La côte ouest était entièrement pavée de dalles, ce qui lui permettait de fonctionner comme un port. De profondes tranchées avaient été creusées sur le côté est, coupant complètement la ville de la forêt voisine. Au sud, on pouvait apercevoir la grande ombre de ce qui ressemblait à un rempart. Elle n’était pas parfaitement sécurisée, mais cette colonie était plus que capable de fonctionner comme une ville portuaire.
Mais cela n’avait pas suffi à susciter autant de surprise chez les deux pirates. Le problème était que c’était la péninsule de Wortenia, et que cette ville n’avait été construite qu’au cours des deux derniers mois.
« Est-ce que c’est fait en pierre ? », chuchota l’un d’entre eux, surveillant la ville à l’aide de son télescope.
« Je veux dire, ce n’est certainement pas fait de bois… Comment diable ont-ils construit ça ? Ont-ils transporté toute cette pierre depuis Epire ? Ce n’est pas possible… Mais comment auraient-ils pu le faire autrement ? »
Ils avaient pu obtenir des informations beaucoup plus détaillées que lorsqu’ils avaient vu la ville depuis la mer, mais cela n’avait servi qu’à se poser plus de questions. Si toute cette colonie était faite de bois, cela aurait quand même été compréhensible. Mis à part la question de savoir où ils trouvaient leur main-d’œuvre, la région était entourée d’épaisses forêts. C’était tout à fait possible.
Mais la ville était faite de pierre. Et même s’il y avait de petites montagnes autour de cette crique, le terrain ne leur permettait pas de servir de source de pierre. Il était possible d’extraire de la pierre du rivage, mais il y avait une limite à ce qu’on pouvait en tirer. Et si c’était le cas, il y aurait eu une carrière de pierre près du rivage, mais il n’y avait rien en vue.
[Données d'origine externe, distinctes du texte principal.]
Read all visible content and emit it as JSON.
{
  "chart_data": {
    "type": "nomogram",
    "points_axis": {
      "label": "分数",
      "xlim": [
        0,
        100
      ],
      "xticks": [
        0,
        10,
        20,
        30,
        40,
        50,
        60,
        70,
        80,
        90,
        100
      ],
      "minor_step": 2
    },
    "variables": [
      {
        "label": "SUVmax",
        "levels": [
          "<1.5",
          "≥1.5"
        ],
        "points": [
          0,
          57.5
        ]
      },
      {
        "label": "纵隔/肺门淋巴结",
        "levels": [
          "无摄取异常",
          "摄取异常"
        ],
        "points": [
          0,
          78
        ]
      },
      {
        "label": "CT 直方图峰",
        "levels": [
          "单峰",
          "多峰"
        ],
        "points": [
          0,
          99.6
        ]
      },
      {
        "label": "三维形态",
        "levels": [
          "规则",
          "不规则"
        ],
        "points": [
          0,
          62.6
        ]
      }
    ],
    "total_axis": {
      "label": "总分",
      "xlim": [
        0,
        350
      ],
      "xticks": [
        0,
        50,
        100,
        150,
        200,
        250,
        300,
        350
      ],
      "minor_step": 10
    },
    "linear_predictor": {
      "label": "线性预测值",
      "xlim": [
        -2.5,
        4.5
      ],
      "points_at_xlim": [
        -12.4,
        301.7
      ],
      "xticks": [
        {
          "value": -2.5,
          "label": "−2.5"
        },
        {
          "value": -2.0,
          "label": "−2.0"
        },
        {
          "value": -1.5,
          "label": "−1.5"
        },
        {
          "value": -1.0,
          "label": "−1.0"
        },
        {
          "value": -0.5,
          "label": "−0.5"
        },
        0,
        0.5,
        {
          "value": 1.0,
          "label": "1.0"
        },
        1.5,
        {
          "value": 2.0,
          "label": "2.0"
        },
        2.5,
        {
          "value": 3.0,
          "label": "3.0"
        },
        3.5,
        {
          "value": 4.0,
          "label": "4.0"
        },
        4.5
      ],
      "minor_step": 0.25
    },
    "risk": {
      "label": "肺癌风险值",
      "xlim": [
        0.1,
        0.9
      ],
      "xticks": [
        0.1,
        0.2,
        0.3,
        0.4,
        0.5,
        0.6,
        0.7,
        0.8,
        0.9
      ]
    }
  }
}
Dans ce cas, on aurait normalement supposé qu’ils transportaient leurs matières premières d’une ville voisine, mais encore une fois, ce n’était pas une région normale. La route menant vers Epire n’était pas entretenue, le transport des matières premières serait donc difficile. Cela aurait été possible avec un grand nombre de gardes, mais si un tel convoi existait, leurs alliés à Epire les en informeraient.
« Peut-être qu’ils ont utilisé une route maritime… Non, il n’est pas possible que nous ne le remarquions pas », marmonnait l’autre pirate, comme pour répondre à la question de son camarade.
Une route maritime n’était pas une option impensable, mais il faudrait plusieurs voyages pour transporter les ressources nécessaires à la construction d’une telle ville. Et si une flotte de grands navires faisait plusieurs allers-retours, les pirates l’auraient sûrement remarqué. Après tout, ils avaient maintenu un cordon serré sur les régions océaniques environnantes. Tout navire naviguant à proximité était repéré, et il en allait de même pour les villes construites le long du littoral.
« Que diable se passe-t-il ?! »
Le pirate grogna, sa prise autour du télescope commença à trembler.
« Ça fait seulement deux mois que ce salaud est venu ici. Comment lui et ses hommes ont-ils pu construire une ville en si peu de temps ?! »
Six mois avant, leurs camarades à Epire les avaient informés que la péninsule de Wortenia avait été concédée à un noble. En entendant ce rapport, les pirates s’étaient simplement moqués de la malchance du noble. Ils ne savaient que trop bien, par leur douloureuse expérience, que Wortenia était un environnement unique, et pensaient que gouverner l’endroit était une chimère.
Et en effet, ledit noble était arrivé à Epire, mais n’était pas entré dans la péninsule pendant un certain temps. Les pirates avaient pensé qu’il était logique qu’il ne le fasse pas. On lui aurait peut-être accordé des droits sur la terre, mais en réalisant qu’elle n’avait absolument aucune valeur, il avait probablement choisi de rester à Epire.
Et pourtant, la ville s’étendait devant eux, ce qui montrait clairement à quel point ils avaient tort de penser ainsi.
« Revenons en arrière pour l’instant… Je ne sais vraiment pas si le patron va nous croire, mais nous devons lui dire ce que nous avons vu… » dit le pirate.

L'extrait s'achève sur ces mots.